If patients know (or even think) they are getting the latest, greatest wonder-treatment, this knowledge alone can help them feel better. So, researchers try to keep everyone in the dark (through blinding) to avoid this phenomenon.
Blinding is the bane of our existence in rehab. There are so many things we do that cannot and should not be blinded. Would you like your manual therapist to be blind to whether she is doing a high or low amplitude thrust? Is it possible to blind a patient to exercise? Of course not. And in the case of telerehab, we cannot hide the fact that care is provided through a computer screen.

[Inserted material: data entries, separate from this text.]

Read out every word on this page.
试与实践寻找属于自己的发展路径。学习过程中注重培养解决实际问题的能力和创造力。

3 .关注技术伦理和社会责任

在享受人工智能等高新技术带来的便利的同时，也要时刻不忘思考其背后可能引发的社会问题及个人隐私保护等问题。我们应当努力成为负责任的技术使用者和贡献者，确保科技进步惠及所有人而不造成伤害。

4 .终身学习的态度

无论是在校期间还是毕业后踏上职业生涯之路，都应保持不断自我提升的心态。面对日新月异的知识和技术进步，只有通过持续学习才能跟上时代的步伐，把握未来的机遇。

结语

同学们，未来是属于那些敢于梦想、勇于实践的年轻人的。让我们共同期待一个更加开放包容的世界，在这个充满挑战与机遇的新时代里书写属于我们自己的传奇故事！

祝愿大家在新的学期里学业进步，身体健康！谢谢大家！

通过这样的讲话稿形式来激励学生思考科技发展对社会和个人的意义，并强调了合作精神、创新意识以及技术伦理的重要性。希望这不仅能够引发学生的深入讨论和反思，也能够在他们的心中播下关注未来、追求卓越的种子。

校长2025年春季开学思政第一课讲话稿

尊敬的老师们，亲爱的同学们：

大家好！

Can lack of blinding effect the result?
Yes, it can. The patient might think he’s getting short shrift when his therapist cannot lay on hands.
But what are we to do about it?
To compare telerehab to face-to-face care, we must sacrifice blinding.
So, as we look at the papers in this series, we’ll ask more than just “was there blinding?” Recognizing that blinding is impossible in some situations, we’ll ask questions like these –
“Were the effects of treatment expectation minimized?” “If so, how? “Was expectation bias or placebo effect a likely contributor to the result?”
At the end of the series, we should be able to come to our own conclusions about the value of telerehab for the people we serve.